CPT is an important parameter for evaluation in macular disease because it represents foveal thickness. An important aspect to quality assessment is to confirm whether the CPT truly represents the foveal thickness. If the radial lines of the scan pattern have not been centered on the fovea, the scan is considered decentered and the CPT would not represent the foveal thickness. The center of the macula corresponds to A-scan 64 as shown in and the central subfield of the numeric plot is assumed to correspond to the macula in well-centered scans as shown in . In decentered scans, the CPT does not represent true foveal thickness. The numeric plot is also shifted and the values of the subfields do not represent their presumed location on the fundus.
Decentration artifact can be assessed using a combination of clues []. In scans with a visible foveal depression, if the fovea is not located at A-scan 64 the scan is assumed to be decentered. The OCT image on the map report is truncated and should not be used for assessing decentration. The six underlying B-scans from the retinal thickness reports can be used to evaluate decentration. The radial lines should intersect at the center of the macula in the fundus image. However, it should be kept in mind that the fundus image is taken after the OCT scan is completed. In thin retinas with normal foveal depression, the fovea is represented by a blue circular area on the pseudocolor map and is located within the central subfield if well centered. The standard deviation may or may not be high in decentered scans.

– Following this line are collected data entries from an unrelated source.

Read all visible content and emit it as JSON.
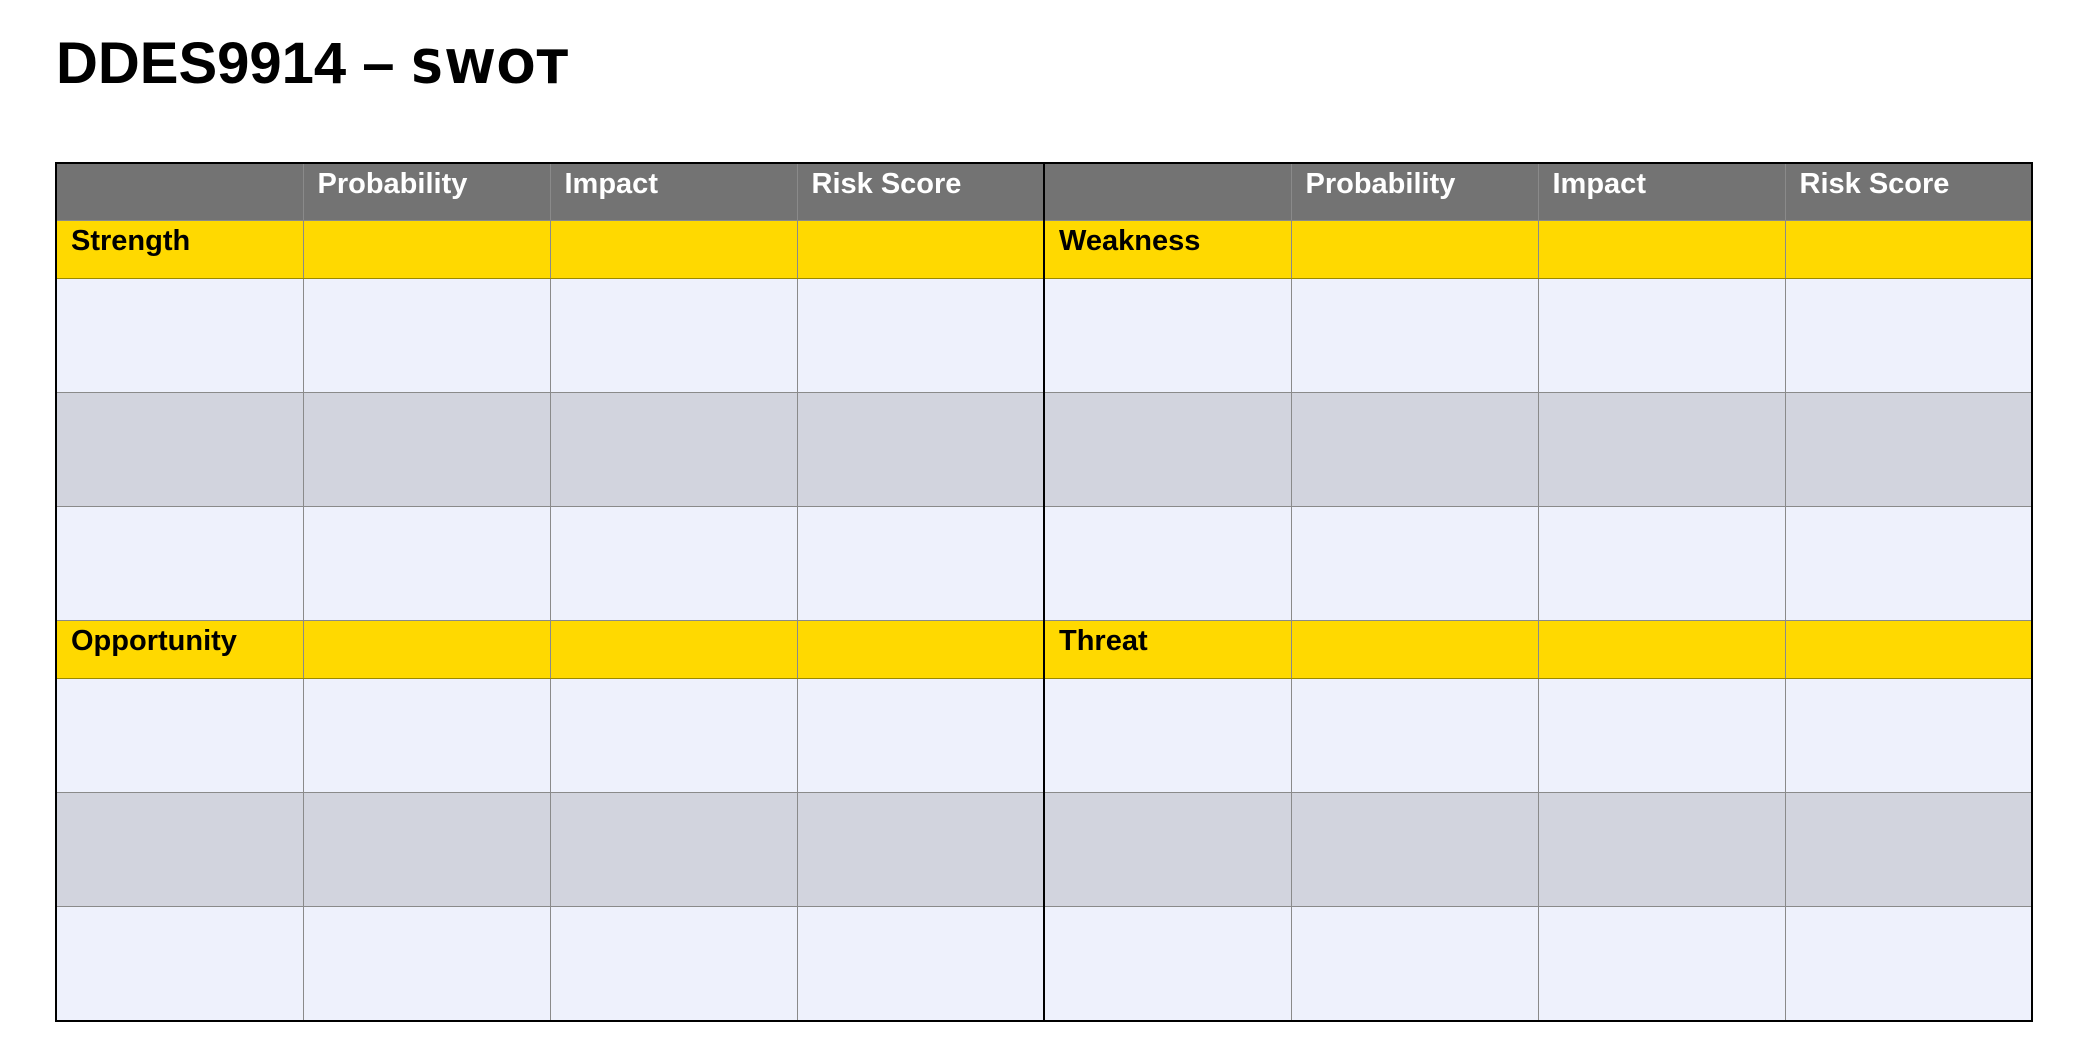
{
  "document": {
    "title_main": "DDES9914 – ",
    "title_sub": "SWOT"
  },
  "table": {
    "header": {
      "left": [
        "",
        "Probability",
        "Impact",
        "Risk Score"
      ],
      "right": [
        "",
        "Probability",
        "Impact",
        "Risk Score"
      ]
    },
    "sections": [
      {
        "left_label": "Strength",
        "right_label": "Weakness",
        "rows": [
          "light",
          "gray",
          "light"
        ]
      },
      {
        "left_label": "Opportunity",
        "right_label": "Threat",
        "rows": [
          "light",
          "gray",
          "light"
        ]
      }
    ]
  },
  "colors": {
    "header_bg": "#737373",
    "header_text": "#ffffff",
    "section_bg": "#ffd900",
    "row_light": "#eef1fc",
    "row_gray": "#d2d4de",
    "border": "#000000"
  }
}
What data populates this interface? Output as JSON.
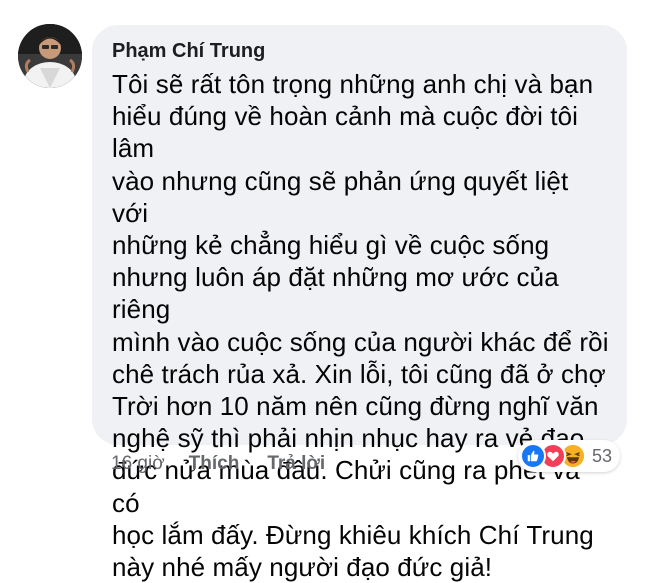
{
  "comment": {
    "author": "Phạm Chí Trung",
    "text": "Tôi sẽ rất tôn trọng những anh chị và bạn\nhiểu đúng về hoàn cảnh mà cuộc đời tôi lâm\nvào nhưng cũng sẽ phản ứng quyết liệt với\nnhững kẻ chẳng hiểu gì về cuộc sống\nnhưng luôn áp đặt những mơ ước của riêng\nmình vào cuộc sống của người khác để rồi\nchê trách rủa xả. Xin lỗi, tôi cũng đã ở chợ\nTrời hơn 10 năm nên cũng đừng nghĩ văn\nnghệ sỹ thì phải nhịn nhục hay ra vẻ đạo\nđức nửa mùa đâu. Chửi cũng ra phết và có\nhọc lắm đấy. Đừng khiêu khích Chí Trung\nnày nhé mấy người đạo đức giả!"
  },
  "actions": {
    "time": "16 giờ",
    "like_label": "Thích",
    "reply_label": "Trả lời"
  },
  "reactions": {
    "types": [
      "like-icon",
      "love-icon",
      "haha-icon"
    ],
    "count": "53",
    "colors": {
      "like": "#1877f2",
      "love": "#f33e58",
      "haha": "#f7b125"
    }
  },
  "colors": {
    "bubble": "#eff1f4",
    "secondary_text": "#65676b",
    "primary_text": "#050505"
  }
}
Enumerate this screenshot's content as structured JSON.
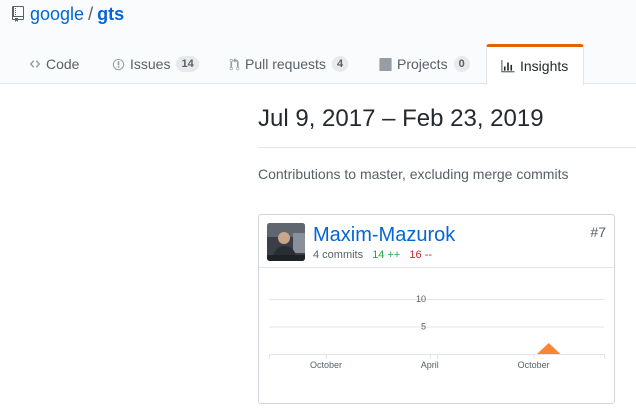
{
  "repo": {
    "owner": "google",
    "separator": "/",
    "name": "gts"
  },
  "tabs": [
    {
      "label": "Code",
      "icon": "code-icon"
    },
    {
      "label": "Issues",
      "icon": "issue-icon",
      "count": "14"
    },
    {
      "label": "Pull requests",
      "icon": "pull-request-icon",
      "count": "4"
    },
    {
      "label": "Projects",
      "icon": "project-icon",
      "count": "0"
    },
    {
      "label": "Insights",
      "icon": "graph-icon",
      "selected": true
    }
  ],
  "date_range": "Jul 9, 2017 – Feb 23, 2019",
  "subtitle": "Contributions to master, excluding merge commits",
  "contributor": {
    "name": "Maxim-Mazurok",
    "commits": "4 commits",
    "additions": "14 ++",
    "deletions": "16 --",
    "rank": "#7"
  },
  "colors": {
    "accent": "#e36209",
    "link": "#0366d6",
    "add": "#28a745",
    "del": "#cb2431",
    "chart_fill": "#fb8532"
  },
  "chart_data": {
    "type": "area",
    "y_ticks": [
      5,
      10
    ],
    "ylim": [
      0,
      12
    ],
    "x_tick_labels": [
      "October",
      "April",
      "October"
    ],
    "x_tick_positions": [
      0.17,
      0.48,
      0.79
    ],
    "grid": true,
    "series": [
      {
        "x": [
          0.0,
          0.8,
          0.835,
          0.87,
          1.0
        ],
        "values": [
          0,
          0,
          2,
          0,
          0
        ]
      }
    ]
  }
}
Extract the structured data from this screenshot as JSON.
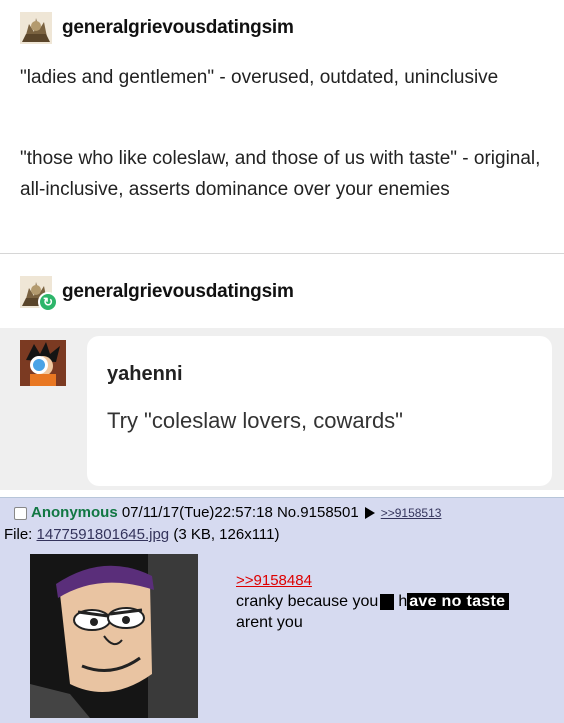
{
  "post1": {
    "username": "generalgrievousdatingsim",
    "paragraphs": [
      "\"ladies and gentlemen\" - overused, outdated, uninclusive",
      "\"those who like coleslaw, and those of us with taste\" - original, all-inclusive, asserts dominance over your enemies"
    ]
  },
  "post2": {
    "username": "generalgrievousdatingsim"
  },
  "reply": {
    "username": "yahenni",
    "text": "Try \"coleslaw lovers, cowards\""
  },
  "chan": {
    "name": "Anonymous",
    "datetime": "07/11/17(Tue)22:57:18",
    "post_no": "No.9158501",
    "backlink": ">>9158513",
    "file_label": "File:",
    "file_name": "1477591801645.jpg",
    "file_meta": "(3 KB, 126x111)",
    "quote": ">>9158484",
    "line1_pre": "cranky because you",
    "line1_h": "h",
    "line1_highlight": "ave no taste",
    "line2": "arent you"
  },
  "colors": {
    "chan_bg": "#d6daf0",
    "anon_name": "#117743",
    "reblog_green": "#2db56a",
    "reply_blue": "#4aa3e6"
  }
}
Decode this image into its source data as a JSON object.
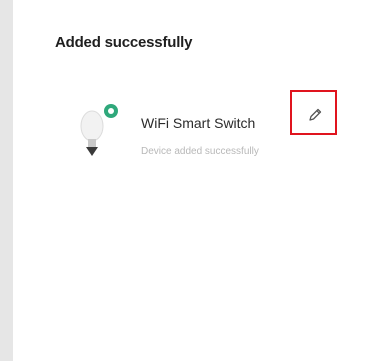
{
  "dialog": {
    "title": "Added successfully"
  },
  "device": {
    "name": "WiFi Smart Switch",
    "status_text": "Device added successfully",
    "icon": "bulb-icon",
    "status_icon": "online-status-icon",
    "edit_icon": "pencil-icon",
    "status_color": "#2fa87b",
    "highlight_color": "#e0141e"
  }
}
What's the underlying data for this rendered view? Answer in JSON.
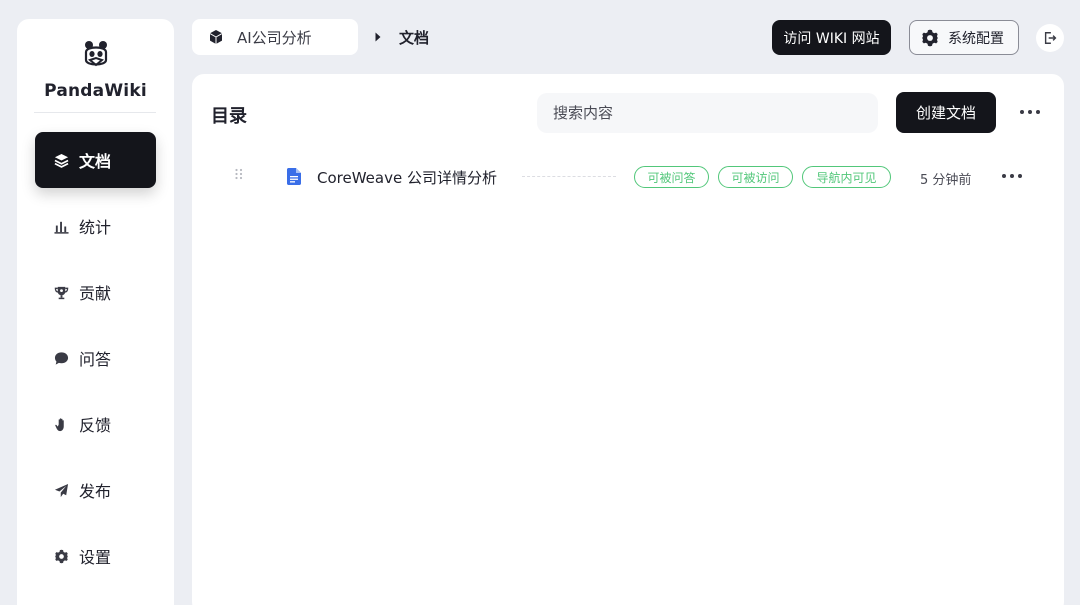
{
  "app": {
    "name": "PandaWiki"
  },
  "sidebar": {
    "items": [
      {
        "label": "文档",
        "icon": "layers-icon",
        "active": true
      },
      {
        "label": "统计",
        "icon": "bar-chart-icon",
        "active": false
      },
      {
        "label": "贡献",
        "icon": "trophy-icon",
        "active": false
      },
      {
        "label": "问答",
        "icon": "chat-bubble-icon",
        "active": false
      },
      {
        "label": "反馈",
        "icon": "hand-icon",
        "active": false
      },
      {
        "label": "发布",
        "icon": "paper-plane-icon",
        "active": false
      },
      {
        "label": "设置",
        "icon": "gear-icon",
        "active": false
      }
    ]
  },
  "header": {
    "kb_name": "AI公司分析",
    "current": "文档",
    "visit_wiki_label": "访问 WIKI 网站",
    "config_label": "系统配置"
  },
  "main": {
    "title": "目录",
    "search_placeholder": "搜索内容",
    "create_label": "创建文档",
    "documents": [
      {
        "name": "CoreWeave 公司详情分析",
        "tags": [
          "可被问答",
          "可被访问",
          "导航内可见"
        ],
        "updated": "5 分钟前"
      }
    ]
  },
  "colors": {
    "accent_dark": "#14151b",
    "tag_green": "#52c77a",
    "doc_blue": "#3a6ee8",
    "page_bg": "#eceef3"
  }
}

If the foveal depression is not clearly visible, alternative clues are used to identify the fovea such as change in the reflectivity of the inner layer due to loss of ganglion cell layer at the fovea, proximity of the largest cyst in cystoid macular edema (assumed to be close to the fovea), and examination of the cross hair scans which may better display the fovea and can be used to reference the location on the fast macular scans.
Decentration is mostly an operator-dependent error. Poor patient fixation or inability to identify the fovea in a distorted retina could be contributory factors. However, if identified, rescanning could help avoid this artifact. In decentered scans, remeasurement of foveal thickness using the software calipers (Stratus review software) is a possibility. The retinal thickness report with an identifiable fovea is selected and the calipers are placed at the inner and outer boundary lines of the point identified as fovea. This gives the true foveal measurement. The remaining data in the subfields cannot be reclaimed.
In summary, artifacts on OCTs performed using the FMTM scan protocol of the Stratus OCT are common. Identification of operator-dependent artifacts and retaking images if required reduces the frequency of poor quality OCTs in clinical trials. Simple measures such as centering the scan in a well-dilated pupil, focus and z offset adjustment, and having the patient close their eyes to wet the cornea before taking the image also improves image quality. Poor quality OCTs with erroneous numeric data may still be useful for qualitative analysis of morphological abnormalities.